Khan SRBCT cancer classification

\(p = 2308\) genes, 4 cancer types, \(n = 83\) — and the answer is twelve genes

R code is executed; outputs below are real. Click the Python tab for the equivalent script.

The data

Khan et al. (2001) profiled gene expression for small round blue-cell tumours, a family of four childhood cancers that look nearly identical under a microscope:

  • BL — Burkitt lymphoma
  • EWS — Ewing’s sarcoma
  • NB — neuroblastoma
  • RMS — rhabdomyosarcoma

Each tumour is described by 2308 cDNA microarray probes. The training set has 63 samples; the test set has 20. The classical version of the question is: can you train a classifier that distinguishes the four tumour types using only a handful of genes?

The CSVs in data/ are formatted with the class label in the first column (y) and the 2308 probes in columns X1X2308.

Load the data

train <- read.csv("data/Khan_train.csv")
test  <- read.csv("data/Khan_test.csv")

x_train <- as.matrix(train[, -1]); y_train <- train$y
x_test  <- as.matrix(test[, -1]);  y_test  <- test$y

dim(x_train); table(y_train)
[1]   63 2308
y_train
 1  2  3  4 
 8 23 12 20 
import pandas as pd

train = pd.read_csv("data/Khan_train.csv")
test  = pd.read_csv("data/Khan_test.csv")

X_train = train.drop(columns="y").to_numpy()
y_train = train["y"].to_numpy()
X_test  = test.drop(columns="y").to_numpy()
y_test  = test["y"].to_numpy()

print(X_train.shape)
print(pd.Series(y_train).value_counts())

Fit COMBSS

Run COMBSS for \(k = 1, \ldots, 20\) with multinomial logistic loss and the test set as validation:

library(combss)
fit_khan <- combss(x_train, y_train,
                   x_val = x_test, y_val = y_test,
                   family = "multinomial", q = 20)
fit_khan
COMBSS fit
  family:    multinomial
  n, p:      63, 2308
  q:         20
  lam_ridge: 0
  best k:    12
  accuracy:  1
  subset:    187, 246, 509, 545, 910, 1074, 1319, 1389, 1645, 1954, 1955, 2050
from combss import multinomial

fit_khan = multinomial.model()
fit_khan.fit(X_train, y_train, X_val=X_test, y_val=y_test, q=20, verbose=False)
print(fit_khan.subset)

How many genes does COMBSS pick?

fit_khan$best_k
[1] 12
fit_khan$subset_list[[ fit_khan$best_k ]]
 [1]  187  246  509  545  910 1074 1319 1389 1645 1954 1955 2050
print(len(fit_khan.subset), "genes selected at the best k")
print(fit_khan.subset)

Test-set accuracy at each \(k\)

plot(seq_along(fit_khan$accuracy_path), fit_khan$accuracy_path, type = "b", pch = 19,
     xlab = "k (number of selected genes)", ylab = "Test accuracy")
abline(v = fit_khan$best_k, lty = 2)

Accuracy as a function of the number of selected genes.
import numpy as np
import matplotlib.pyplot as plt
from sklearn.linear_model import LogisticRegression

acc_path = []
for s in fit_khan.subset_list:
    clf = LogisticRegression(max_iter=2000).fit(X_train[:, s], y_train)
    acc_path.append((clf.predict(X_test[:, s]) == y_test).mean())
best_k = int(np.argmax(acc_path) + 1)

plt.plot(range(1, len(acc_path) + 1), acc_path, "o-")
plt.axvline(best_k, ls="--")
plt.xlabel("k (number of selected genes)")
plt.ylabel("Test accuracy")
plt.show()

The headline

Twelve genes are enough to separate the four tumour types — perfect classification on the held-out 20 samples, drawn from 2308 candidates. The R and Python implementations agree on the same twelve genes.
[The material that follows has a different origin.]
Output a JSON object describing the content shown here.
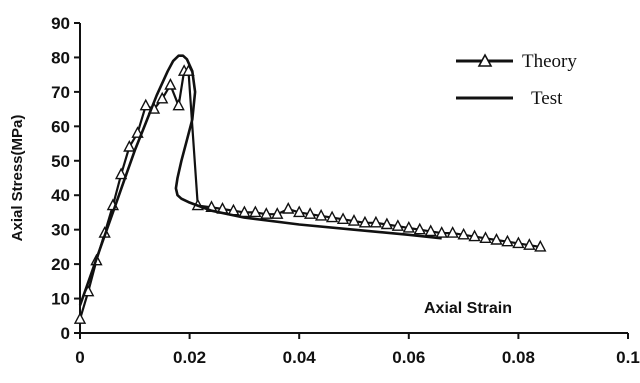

A lasso baseline on the same training data selects an order of magnitude more genes for comparable accuracy (see Comparisons).

Reference

Khan, J. et al. (2001). Classification and diagnostic prediction of cancers using gene expression profiling and artificial neural networks. Nature Medicine 7, 673–679.